In [204]:
from sklearn.decomposition import PCA
from sklearn import datasets
from sklearn.preprocessing import scale
import numpy as np
from sklearn import metrics

In [205]:
digits = datasets.load_digits()
data = scale(digits.data)
n_samples, n_features = data.shape
n_digits = len(np.unique(digits.target))
labels = digits.target
sample_size = 300

In [None]:
data_pca_5 = PCA(n_components=5).fit_transform(data)
data_pca_5

In [206]:
data_pca_8 = PCA(n_components=8).fit_transform(data)
data_pca_8

array([[ 1.91405139, -0.95421576, -3.94593459, ...,  0.53111805,
        -1.41593471,  1.48793325],
       [ 0.58867073,  0.92553703,  3.92318764, ..., -0.66207758,
         1.89760634,  0.50960404],
       [ 1.30219356, -0.31769635,  3.02324257, ...,  0.93879634,
        -1.29954195,  1.14878233],
       ...,
       [ 1.02284309, -0.14857833,  2.47253504, ..., -0.01478505,
         0.35267242,  0.52931033],
       [ 1.0761579 , -0.38148618, -2.45361869, ..., -0.64874384,
         1.01936394,  0.76431466],
       [-1.25669035, -2.22991344,  0.28852886, ...,  2.32318125,
        -0.43222551, -1.14441305]])

## K-means

In [207]:
from sklearn.cluster import KMeans
from scipy.spatial.distance import cdist

In [208]:
estimator = KMeans(init='k-means++', n_clusters=n_digits, n_init=10)
estimator.fit(data)

KMeans(n_clusters=10)

In [209]:
mutual = metrics.adjusted_mutual_info_score(labels,  estimator.labels_)
siholitte = metrics.silhouette_score(data, estimator.labels_,
                                      metric='euclidean',
                                      sample_size=sample_size)
adj_rand = metrics.adjusted_rand_score(labels, estimator.labels_)
rand = metrics.rand_score(labels, estimator.labels_)

In [210]:
print(f"Rand {rand}",f"Adjusted Rand Index {adj_rand}", f"Adjusted Mutual Information: {mutual}", f"Silhouette {siholitte}", sep='\n')
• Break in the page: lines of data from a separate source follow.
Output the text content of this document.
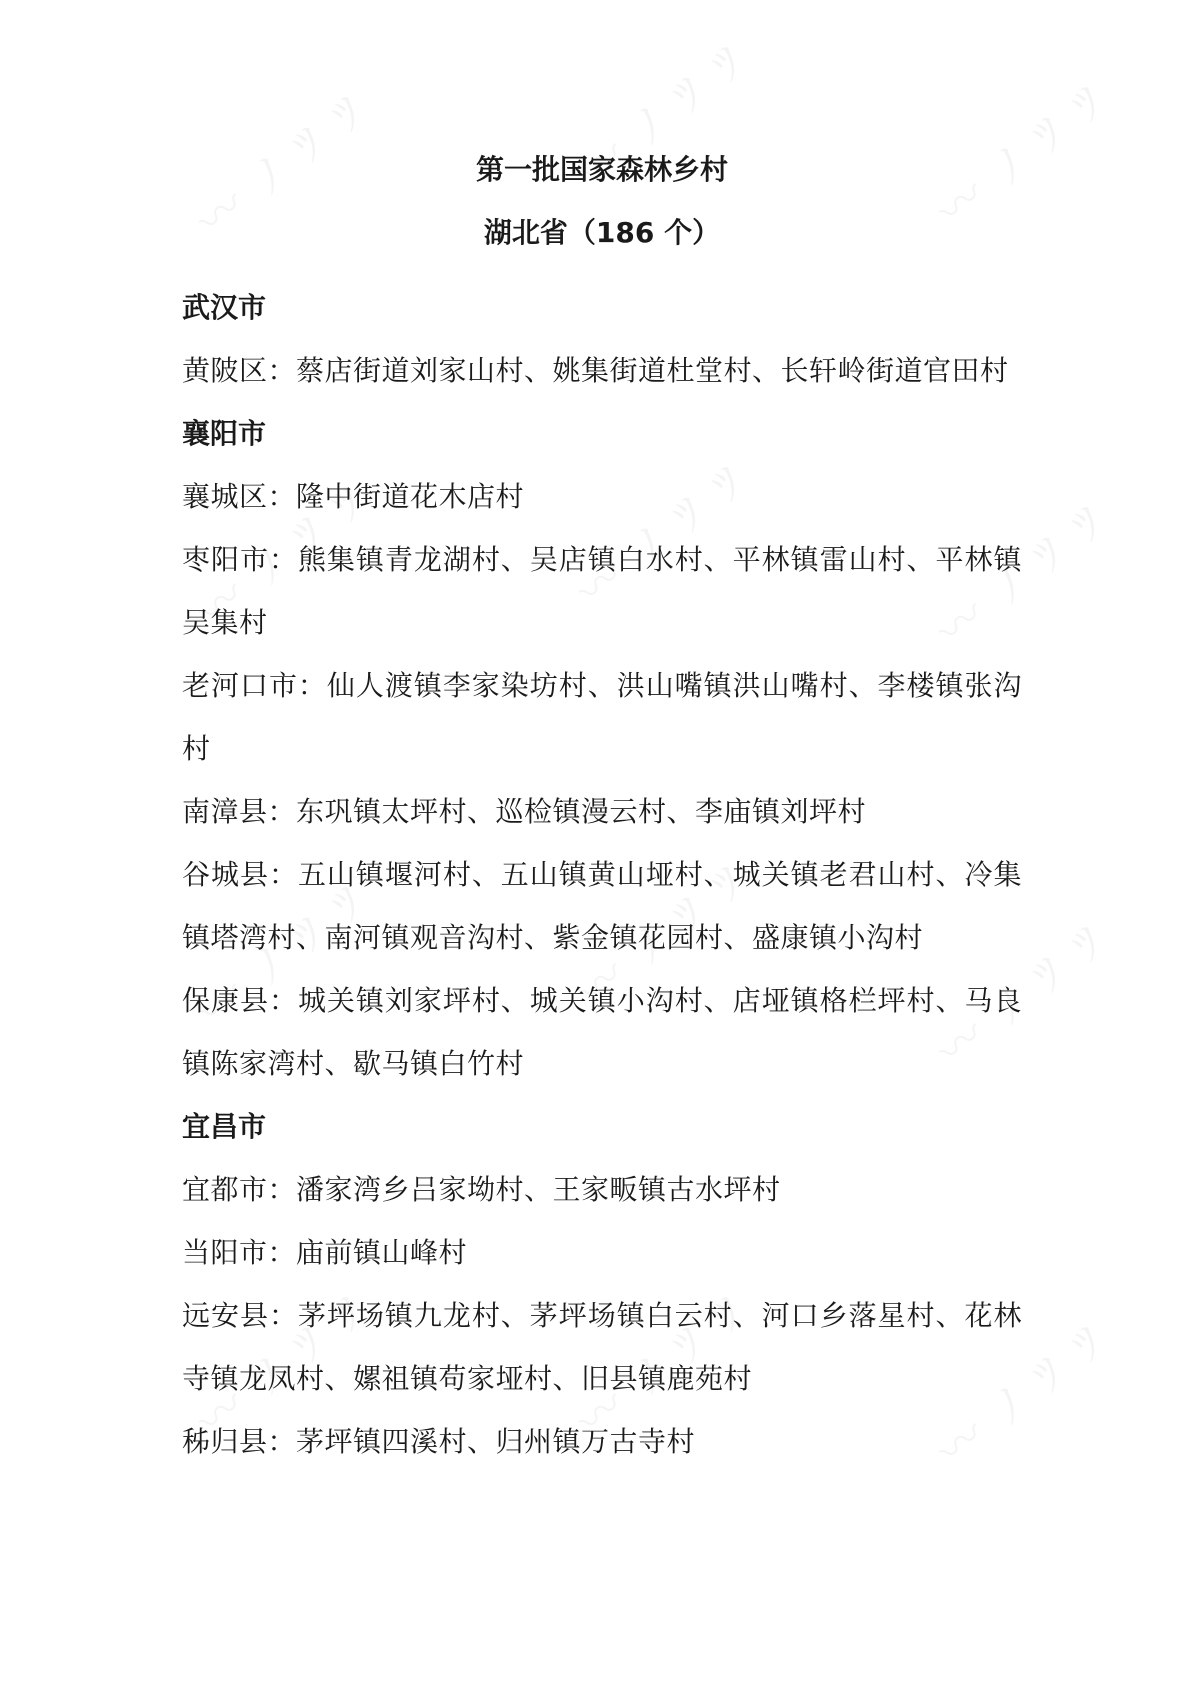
第一批国家森林乡村
湖北省（186 个）

武汉市

黄陂区：蔡店街道刘家山村、姚集街道杜堂村、长轩岭街道官田村

襄阳市

襄城区：隆中街道花木店村

枣阳市：熊集镇青龙湖村、吴店镇白水村、平林镇雷山村、平林镇吴集村

老河口市：仙人渡镇李家染坊村、洪山嘴镇洪山嘴村、李楼镇张沟村

南漳县：东巩镇太坪村、巡检镇漫云村、李庙镇刘坪村

谷城县：五山镇堰河村、五山镇黄山垭村、城关镇老君山村、冷集镇塔湾村、南河镇观音沟村、紫金镇花园村、盛康镇小沟村

保康县：城关镇刘家坪村、城关镇小沟村、店垭镇格栏坪村、马良镇陈家湾村、歇马镇白竹村

宜昌市

宜都市：潘家湾乡吕家坳村、王家畈镇古水坪村

当阳市：庙前镇山峰村

远安县：茅坪场镇九龙村、茅坪场镇白云村、河口乡落星村、花林寺镇龙凤村、嫘祖镇苟家垭村、旧县镇鹿苑村

秭归县：茅坪镇四溪村、归州镇万古寺村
Adjusted Rand Index 0.4662530761948069
Adjusted Mutual Information: 0.612678156041812
Silhouette 0.12559126075575974


In [211]:
pca_estimator = KMeans(init='k-means++', n_clusters=n_digits, n_init=10)
pca_estimator.fit(data_pca_8)

KMeans(n_clusters=10)

In [212]:
mutual = metrics.adjusted_mutual_info_score(labels,  pca_estimator.labels_)
siholitte = metrics.silhouette_score(data, pca_estimator.labels_,
                                      metric='euclidean',
                                      sample_size=sample_size)
adj_rand = metrics.adjusted_adj__score(labels, pca_estimator.labels_)
rand = metrics.rand_score(labels, estimator.labels_)

In [213]:
print(f"Rand {rand}", f"Adjusted Rand Index {adj_rand}", f"Adjusted Mutual Information: {mutual}", f"Silhouette {siholitte}", sep='\n')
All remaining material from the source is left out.